Alternet

'A glaring red flag': Bulletin of the Atomic Scientists predicts a hellish near future for continental Europe

Alternet logo Alternet 05.09.2022 18:51:07 AlterNet
 Image via Shutterstock.

By Brandon Gage

A multitude of effects manifesting from anthropomorphic climate change has piled onto Europe in 2022, with record-shattering heat, historic droughts, and massive wildfires wreaking havoc across the continent.

On Monday, The Bulletin of the Atomic Scientists - which invented the Doomsday Clock - published a warning about what lies in store for Europe in the near future.

The problem is gigantic, as authors Alexandre Tuel and Elfatih A. B. Eltahir explained:

Much of Europe has been in the grip of a powerful drought, the worst in at least 500 years, that has wreaked havoc on natural ecosystems, crops, and many sectors of the economy. Water use has been severely limited in many countries, with drinking water having to be trucked in to more than 100 towns in France. Many European rivers are hitting record low water levels, with major implications on crop and power production, and fluvial shipping. Italy's Po River, whose basin accounts for 40 percent of the country's agricultural production, shrunk significantly, jeopardizing the rice harvest. The Loire in France could be crossed on foot in places, while the Rhine fell so low that shipping had to be severely reduced, causing important supply issues in Switzerland and Germany. High river temperatures have forced power plants to lower production and also lowered oxygen levels, threatening fish populations. Stored water volumes in reservoirs are particularly low in Portugal, Spain, France and Italy, limiting hydropower production. Yields of major crops are expected to fall by at least 10-20 percent due to precipitation deficits and water restrictions, while livestock culls may soon occur as farmers already tap into their winter food supplies. Falling river levels have also led to saltwater intrusions near the coasts that further threaten agricultural production. The combination of drought and high temperatures has created ideal temperatures for wildfires. As of August 27, 740,000 hectares had been lost to the flames across the European Union, about three times the average for this time of year. Spain, Portugal, Romania and France have been particularly hard hit.
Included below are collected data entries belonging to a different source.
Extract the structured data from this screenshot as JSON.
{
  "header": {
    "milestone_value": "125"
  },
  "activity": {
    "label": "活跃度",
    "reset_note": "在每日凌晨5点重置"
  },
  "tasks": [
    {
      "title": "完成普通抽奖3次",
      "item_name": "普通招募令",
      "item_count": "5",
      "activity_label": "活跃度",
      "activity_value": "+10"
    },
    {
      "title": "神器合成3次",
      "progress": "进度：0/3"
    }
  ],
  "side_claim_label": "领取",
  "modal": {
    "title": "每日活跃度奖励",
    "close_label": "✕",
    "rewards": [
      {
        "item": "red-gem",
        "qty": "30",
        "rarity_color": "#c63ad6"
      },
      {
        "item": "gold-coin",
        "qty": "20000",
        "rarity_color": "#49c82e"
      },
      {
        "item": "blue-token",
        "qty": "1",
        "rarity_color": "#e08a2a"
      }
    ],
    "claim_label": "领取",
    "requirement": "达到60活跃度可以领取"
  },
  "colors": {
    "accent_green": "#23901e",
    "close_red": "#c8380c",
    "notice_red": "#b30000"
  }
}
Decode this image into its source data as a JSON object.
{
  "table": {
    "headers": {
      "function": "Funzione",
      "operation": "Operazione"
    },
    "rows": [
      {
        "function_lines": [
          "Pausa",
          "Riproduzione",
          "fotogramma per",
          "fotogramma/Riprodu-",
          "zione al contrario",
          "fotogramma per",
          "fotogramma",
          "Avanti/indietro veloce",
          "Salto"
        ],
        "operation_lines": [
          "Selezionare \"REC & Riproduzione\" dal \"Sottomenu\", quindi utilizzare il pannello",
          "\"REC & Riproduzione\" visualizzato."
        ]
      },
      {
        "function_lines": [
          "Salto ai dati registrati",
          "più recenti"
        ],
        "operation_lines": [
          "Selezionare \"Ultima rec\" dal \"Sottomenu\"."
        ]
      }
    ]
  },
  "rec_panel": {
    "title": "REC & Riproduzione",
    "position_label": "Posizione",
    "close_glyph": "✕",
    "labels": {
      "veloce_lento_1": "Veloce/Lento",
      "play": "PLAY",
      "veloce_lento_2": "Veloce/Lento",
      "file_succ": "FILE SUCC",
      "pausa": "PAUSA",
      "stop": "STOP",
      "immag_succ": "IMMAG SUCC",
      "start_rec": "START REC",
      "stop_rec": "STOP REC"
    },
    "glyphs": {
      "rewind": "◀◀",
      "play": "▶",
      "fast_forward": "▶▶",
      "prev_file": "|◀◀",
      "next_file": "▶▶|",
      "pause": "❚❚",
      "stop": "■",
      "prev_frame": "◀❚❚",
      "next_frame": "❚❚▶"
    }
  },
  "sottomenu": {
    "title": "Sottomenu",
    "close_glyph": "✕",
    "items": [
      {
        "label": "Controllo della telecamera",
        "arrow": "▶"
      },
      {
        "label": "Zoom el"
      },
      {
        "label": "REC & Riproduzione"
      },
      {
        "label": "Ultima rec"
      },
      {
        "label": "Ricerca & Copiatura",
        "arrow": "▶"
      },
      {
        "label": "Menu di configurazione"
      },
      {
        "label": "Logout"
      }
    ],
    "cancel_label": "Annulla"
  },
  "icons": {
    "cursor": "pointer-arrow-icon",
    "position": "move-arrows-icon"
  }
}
Summer heat waves have been becoming more frequent and intense in Europe, and at a much faster rate than at comparable latitudes. There was one in 2003, 2010, 2015, 2018, 2019, and now 2022; the list of heat wave summers is growing longer rapidly, and it seems that the continent may literally be turning into a 'hotspot.' Climate change is blamed for this recent trend, but what makes Europe, especially its southern half, a 'hotspot' for climate change?

READ MORE: Zero CO2 emissions by 2045: California passes multiple bills to mitigate climate change

Changes in Earth's atmosphere - driven by accumulating concentrations of greenhouse gases like carbon dioxide and methane from burning fossil fuels - have disrupted the Mediterranean Sea, Tuel and Eltahir continued. They highlighted that there have already been quantifiable drops in precipitation and crop yields, particularly in low-lying areas that depend on tides or glacial meltwater for irrigation and consumption.

"By early summer, the Iberian Peninsula, Morocco and Algeria were suffering from a 1-in-a-1000-year drought," Tuel and Eltahir emphasized, adding that "the situation was especially dire as water was already in short supply, following three years with low rainfall. The warm and dry winter also led to a severely reduced mountain snowpack, on which major rivers like the Rhine and Po usually rely during summer."

Tuel, a researcher, and Eltahir, a professor, ended with a sobering prediction.

"The 2022 European heat waves were exceptional in magnitude and duration, and would have been highly unlikely without human-caused climate change. Still, with further warming inevitable as long as greenhouse gas concentrations continue to rise, in less than a couple of decades, the 2022 summer might become the norm," Tuel and Eltahir concluded. "That Europe, one of the most developed regions on the planet, is already struggling to withstand today's extreme summer climate, should raise a glaring red flag-that the time for mitigating emissions and adapting to climate change is now or never."